Not at all, I merely said E was no magic solution to inflation and not that different as it is implied.

Lets define out of pocket costs first. If they include LTC, as a possibility and all premiums that’s possible, but out of pocket costs are the cost share of health care spending and there seniors have greater protection than younger people. And in many cases they have lower premiums than younger workers.

One high cost for seniors which is coming down is prescriptions but that is highly dependent on the type of drugs taken.

Last year my former employer dropped retiree health benefits. Except for relatively few with high drug costs we all came out ahead by now using Medigap and MA with lower OOP costs.

parkslope
2 years ago
Reply to  R Quinn

I wasn’t aware that the CPI-E was widely touted as a “magical solution to inflation.”

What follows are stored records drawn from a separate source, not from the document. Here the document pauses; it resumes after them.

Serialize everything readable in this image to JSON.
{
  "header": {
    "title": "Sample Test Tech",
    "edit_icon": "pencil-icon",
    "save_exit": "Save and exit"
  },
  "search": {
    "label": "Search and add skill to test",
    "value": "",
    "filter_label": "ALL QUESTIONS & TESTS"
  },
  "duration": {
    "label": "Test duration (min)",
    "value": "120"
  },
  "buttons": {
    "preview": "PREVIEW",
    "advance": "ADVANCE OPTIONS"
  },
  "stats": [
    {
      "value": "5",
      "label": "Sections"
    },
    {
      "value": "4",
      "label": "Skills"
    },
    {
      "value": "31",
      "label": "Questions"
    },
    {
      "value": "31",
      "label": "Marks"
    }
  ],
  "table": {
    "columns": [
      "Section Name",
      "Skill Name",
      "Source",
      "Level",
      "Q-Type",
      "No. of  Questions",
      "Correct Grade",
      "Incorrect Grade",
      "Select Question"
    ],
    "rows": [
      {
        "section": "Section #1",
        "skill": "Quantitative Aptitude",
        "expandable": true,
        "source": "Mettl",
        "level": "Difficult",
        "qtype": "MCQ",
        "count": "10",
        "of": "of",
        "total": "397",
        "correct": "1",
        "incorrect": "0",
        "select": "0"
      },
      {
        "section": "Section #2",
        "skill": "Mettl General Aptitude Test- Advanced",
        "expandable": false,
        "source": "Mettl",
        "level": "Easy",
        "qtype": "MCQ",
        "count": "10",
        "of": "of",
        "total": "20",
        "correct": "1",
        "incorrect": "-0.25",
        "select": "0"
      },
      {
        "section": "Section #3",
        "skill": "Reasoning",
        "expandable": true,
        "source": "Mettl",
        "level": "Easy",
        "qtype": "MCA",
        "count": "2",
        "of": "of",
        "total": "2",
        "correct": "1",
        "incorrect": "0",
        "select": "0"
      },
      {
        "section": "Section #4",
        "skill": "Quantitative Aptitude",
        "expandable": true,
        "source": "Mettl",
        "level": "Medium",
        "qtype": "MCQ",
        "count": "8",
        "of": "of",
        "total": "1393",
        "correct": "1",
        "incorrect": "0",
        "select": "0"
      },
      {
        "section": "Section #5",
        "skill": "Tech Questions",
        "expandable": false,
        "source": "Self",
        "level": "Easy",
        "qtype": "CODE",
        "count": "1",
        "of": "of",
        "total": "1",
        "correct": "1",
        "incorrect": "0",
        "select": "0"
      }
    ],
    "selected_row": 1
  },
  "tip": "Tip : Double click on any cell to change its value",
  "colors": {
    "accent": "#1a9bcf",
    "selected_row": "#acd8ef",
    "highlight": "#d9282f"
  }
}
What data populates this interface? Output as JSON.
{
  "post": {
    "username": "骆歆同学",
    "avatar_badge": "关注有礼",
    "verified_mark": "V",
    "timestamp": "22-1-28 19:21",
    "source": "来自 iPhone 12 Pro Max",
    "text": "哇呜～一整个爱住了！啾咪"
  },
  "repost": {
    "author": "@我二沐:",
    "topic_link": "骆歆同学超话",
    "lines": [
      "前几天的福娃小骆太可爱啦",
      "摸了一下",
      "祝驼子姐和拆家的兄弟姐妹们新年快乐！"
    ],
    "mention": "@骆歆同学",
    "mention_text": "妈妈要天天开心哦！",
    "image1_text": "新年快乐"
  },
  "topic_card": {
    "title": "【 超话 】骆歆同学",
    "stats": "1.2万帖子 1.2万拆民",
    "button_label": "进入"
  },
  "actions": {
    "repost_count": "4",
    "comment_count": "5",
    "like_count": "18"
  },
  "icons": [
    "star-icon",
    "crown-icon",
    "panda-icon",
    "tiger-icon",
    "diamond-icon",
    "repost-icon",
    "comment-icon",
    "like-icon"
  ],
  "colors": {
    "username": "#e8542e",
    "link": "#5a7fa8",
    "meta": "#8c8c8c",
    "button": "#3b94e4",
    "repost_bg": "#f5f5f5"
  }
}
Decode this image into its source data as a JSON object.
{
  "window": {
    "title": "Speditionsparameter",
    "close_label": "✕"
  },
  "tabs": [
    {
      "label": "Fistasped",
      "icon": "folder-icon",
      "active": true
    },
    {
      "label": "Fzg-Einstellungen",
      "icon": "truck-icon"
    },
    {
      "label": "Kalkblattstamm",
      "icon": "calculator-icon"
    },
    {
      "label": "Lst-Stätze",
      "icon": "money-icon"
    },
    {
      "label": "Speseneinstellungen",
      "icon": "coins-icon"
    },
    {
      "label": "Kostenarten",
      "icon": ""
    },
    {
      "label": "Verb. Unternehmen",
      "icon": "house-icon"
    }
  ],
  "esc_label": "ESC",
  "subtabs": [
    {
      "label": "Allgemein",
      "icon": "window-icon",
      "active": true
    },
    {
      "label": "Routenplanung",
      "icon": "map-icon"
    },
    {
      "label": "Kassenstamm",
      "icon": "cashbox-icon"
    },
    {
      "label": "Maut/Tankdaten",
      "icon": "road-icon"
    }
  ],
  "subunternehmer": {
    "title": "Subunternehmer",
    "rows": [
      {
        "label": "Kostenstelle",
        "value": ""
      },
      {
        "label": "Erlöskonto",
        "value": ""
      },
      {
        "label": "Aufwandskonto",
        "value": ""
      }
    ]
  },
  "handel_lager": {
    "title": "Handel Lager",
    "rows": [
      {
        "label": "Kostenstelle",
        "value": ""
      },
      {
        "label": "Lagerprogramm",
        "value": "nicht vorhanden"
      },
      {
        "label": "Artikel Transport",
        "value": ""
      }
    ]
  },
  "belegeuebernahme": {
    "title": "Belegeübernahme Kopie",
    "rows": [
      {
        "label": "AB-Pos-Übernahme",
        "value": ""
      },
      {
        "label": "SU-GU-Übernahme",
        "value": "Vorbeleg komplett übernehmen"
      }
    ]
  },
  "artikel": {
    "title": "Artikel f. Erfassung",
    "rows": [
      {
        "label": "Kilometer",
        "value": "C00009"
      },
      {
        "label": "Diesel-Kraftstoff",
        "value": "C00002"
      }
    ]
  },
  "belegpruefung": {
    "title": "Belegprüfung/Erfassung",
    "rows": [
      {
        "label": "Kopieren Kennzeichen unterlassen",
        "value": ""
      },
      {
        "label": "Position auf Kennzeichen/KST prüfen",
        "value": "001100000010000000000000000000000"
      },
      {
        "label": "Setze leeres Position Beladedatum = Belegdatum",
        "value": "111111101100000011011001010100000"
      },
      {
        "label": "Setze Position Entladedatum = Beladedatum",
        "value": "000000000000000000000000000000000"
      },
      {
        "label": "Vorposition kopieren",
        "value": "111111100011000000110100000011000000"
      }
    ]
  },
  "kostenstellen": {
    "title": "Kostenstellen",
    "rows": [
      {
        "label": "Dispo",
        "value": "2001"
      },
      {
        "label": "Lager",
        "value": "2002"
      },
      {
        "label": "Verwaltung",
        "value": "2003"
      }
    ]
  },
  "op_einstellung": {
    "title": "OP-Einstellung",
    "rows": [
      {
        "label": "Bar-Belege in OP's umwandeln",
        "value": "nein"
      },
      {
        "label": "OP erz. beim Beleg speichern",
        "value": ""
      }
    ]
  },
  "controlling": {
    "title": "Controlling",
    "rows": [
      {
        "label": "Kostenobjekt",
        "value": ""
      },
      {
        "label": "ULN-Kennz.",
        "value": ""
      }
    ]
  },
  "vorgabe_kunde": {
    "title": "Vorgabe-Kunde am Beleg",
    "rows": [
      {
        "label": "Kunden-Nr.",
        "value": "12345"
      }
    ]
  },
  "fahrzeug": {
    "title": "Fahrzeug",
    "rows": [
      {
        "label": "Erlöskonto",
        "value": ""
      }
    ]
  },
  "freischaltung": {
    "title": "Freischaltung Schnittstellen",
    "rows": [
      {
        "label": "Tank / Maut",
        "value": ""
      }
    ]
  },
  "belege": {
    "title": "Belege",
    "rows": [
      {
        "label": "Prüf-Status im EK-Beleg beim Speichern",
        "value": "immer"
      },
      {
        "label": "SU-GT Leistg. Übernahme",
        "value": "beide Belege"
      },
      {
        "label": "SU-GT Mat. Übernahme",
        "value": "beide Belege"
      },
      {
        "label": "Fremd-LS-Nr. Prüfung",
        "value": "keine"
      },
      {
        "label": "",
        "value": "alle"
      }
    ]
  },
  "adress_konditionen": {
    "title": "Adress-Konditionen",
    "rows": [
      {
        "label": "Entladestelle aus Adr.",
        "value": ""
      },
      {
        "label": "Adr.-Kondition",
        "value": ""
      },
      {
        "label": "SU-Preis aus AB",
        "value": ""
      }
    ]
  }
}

The CPI-W does not survey the spending patterns of those who are 62 and up and retired, while the CPI-E is weighted by the expenditure patterns of those who are 62 and older. Because SS increases are used by seniors it would seem to make more sense to use the CPI-E regardless of the extent to which it differs from the CPI-W.

R Quinn
2 years ago
Reply to  parkslope

Listen to the politicians and advocacy groups many have been pushing the E for years implying it would make a significant difference. No harm in doing so though. There are a few politicians pushing for a guaranteed 3% regardless.